In the ITV interview, Ms Smith said that Isil’s caliphate was “not over yet” but that supplies were running out in the groups last stronghold.

“The people don’t have food. They’re struggling, everything is expensive, so I don’t know how they’re going to keep living,"  she said. 

"Morale is low, I suppose. Some are strong, it’s like any roller coaster of people. Some want to leave, some don’t. Some are hungry, some are not hungry. Some are tired, not tired."

She had previously spoken of converting to Islam in 2011, revealing she was previously a party girl who “did it all – the drink, drugs, smoking, everything”.

In her ITV interview last week she said explained her desire to join Isil: "No music, no smoking, no fighting, no drinking, no prostitution… you want a clean life like this, that is what you want, but sometimes it is not like this," she said.

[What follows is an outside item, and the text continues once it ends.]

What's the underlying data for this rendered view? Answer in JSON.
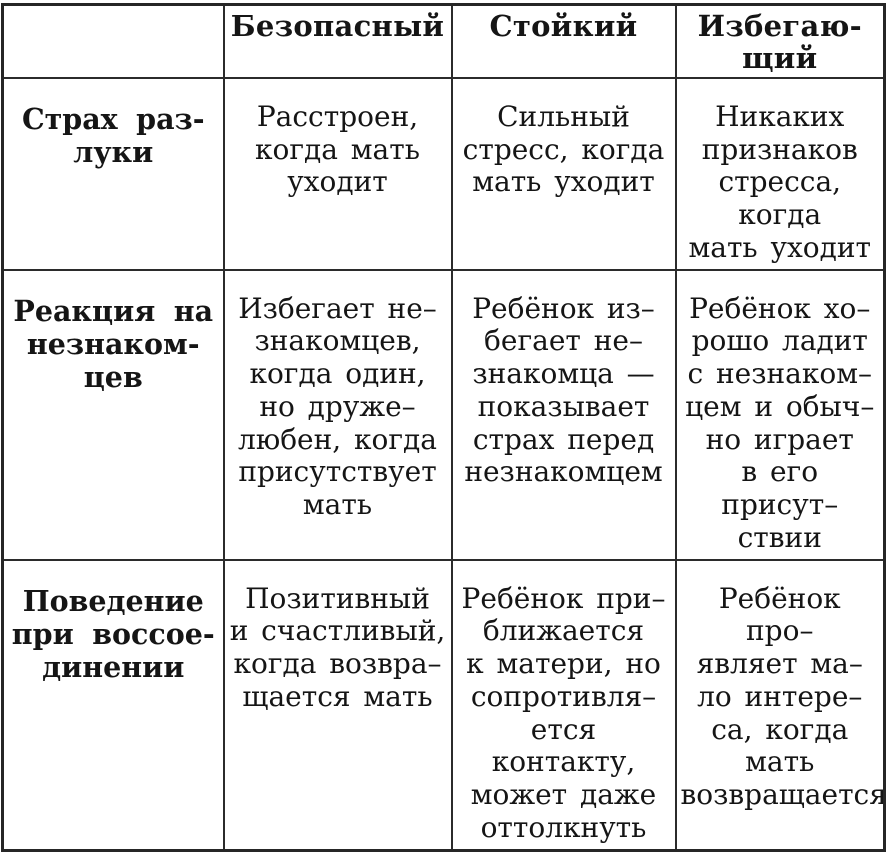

The Irish Government said the it was “aware of reports of an Irish citizen detained in northern Syria” but declined to formally confirm her identity. 

The Irish police confirmed it was aware of an Irish woman “who left Ireland 3 or 4 years ago having become radicalised. She was previously a member of the Irish Defence Forces”, but declined to confirm she was in custody.

The reported detention of Ms Smith emerged amid cross-party criticism of Sajid Javid, the Home Secretary, after Kurdish officials confirmed that the three-week-old baby of the teenage British jihadi bride, Shamima Begum, had died this week.

Diane Abbott, the shadow home secretary, blamed Mr Javid’s decision to remove Ms Begum’s citizenship for the child’s death, accusing him of breaking international law and condemning the decision as “callous and inhumane”.

Phillip Lee, a Tory MP said the decision had been driven by populism and that the British government had failed in its moral responsibility to both mother and child. 

“I was just troubled by the decision. It seemed driven by a sort of populism, not any principle I recognise,” he told the BBC’s Today programme.

The news of the death came as Ms Begum’s father Ahmed Ali offered an apology to the British public for his daughter’s decision to flee the country and join the terror group.

Speaking from his home in the village of Dovroy, in north-eastern Bangladesh, he told the BBC: "She has done wrong, I apologise to everyone as her father, to the British people, I am sorry for Shamima’s doing. I request to the British people, please forgive her."

Mr Ali said added he only visited London three or four months at a time and had no idea how his daughter had become radicalised. He urged the British government and public to "take her back and punish her if she had done any mistake".

Calm had fallen in the seige to take the last pocket of Isil’s Caliphate last night. Thousands of fighters and non-combatants remain inside the village of Baghuz, complicating plans to finally defeat the group, an SDF commander told The Sunday Telegraph

Madani Ibrahim, an SDF field commander, said that intelligence gathered from surrendering Isil members this week suggests there are up 2,000 fighters and 6,000 women and children still living in the tiny triangle of land still controlled by the group. 

"It there were no civilians it would take us three hours to finish all of this area. But there are civilians there and we don’t want to make any mistakes, because the world’s media will focus on the collateral damage," he said at a command post within sight of the Isil camp.